Home alone with apophenia

Man in the Moon

My wife has taken our kids to visit the grandparents this week, while I, having to work, am left here on my own. It’s the first time I’ve spent so much time alone in the house in a very long time, certainly since our eldest was born nearly four years ago. And, although it’s gloriously quiet and my consciousness is able to settle over the whole house, I have been noticing that my daily information stream seems to want to remind me of my situation…

First there was Leo Babauta’s article over at Design Taxi entitled “The Habits of Creative People” in which he lists some common creative habits and then curates quotes from a number of contemporary and historical figures in which they give their thoughts on those habits. Number one habit? Solitude.

“You need not leave your room,” says Kafka, “Remain sitting at your table and listen… the world will freely offer itself to you to be unmasked.

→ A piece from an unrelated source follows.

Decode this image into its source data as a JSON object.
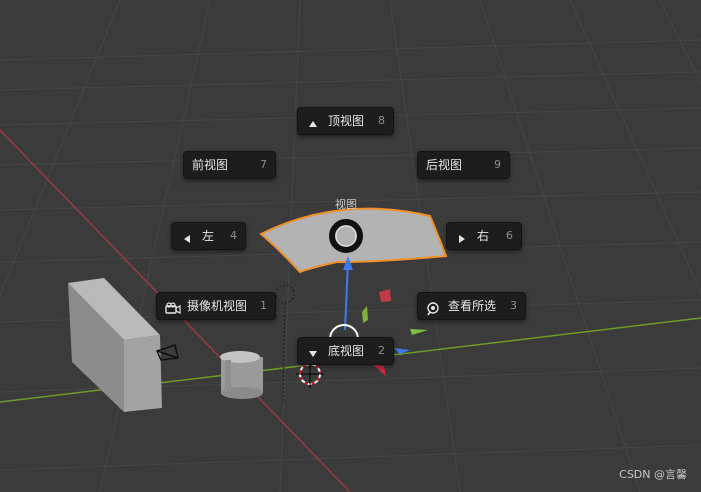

It has no choice; it will roll in ecstasy at your feet.” Unlikely, say I.

“Without great solitude no serious work is possible.” entones Picasso, so pompously I can hear his voice in my mind.

My favourite though is from Mozart, who said, so it is reported, “When I am, as it were, completely myself, entirely alone, and of good cheer–say, traveling in a carriage or walking after a good meal or during the night when I cannot sleep–it is on such occasions that my ideas flow best and most abundantly.”

Yes. Completely myself, entirely alone, and of good cheer. That sounds right.

And then just a short time after reading this, Andrea Dorfman’s beautiful eulogy to aloneness rolls past my eyeballs…

Coincidence? Yes. Apophenia :-)

Apophenia: the experience of seeing meaningful patterns or connections in random or meaningless data.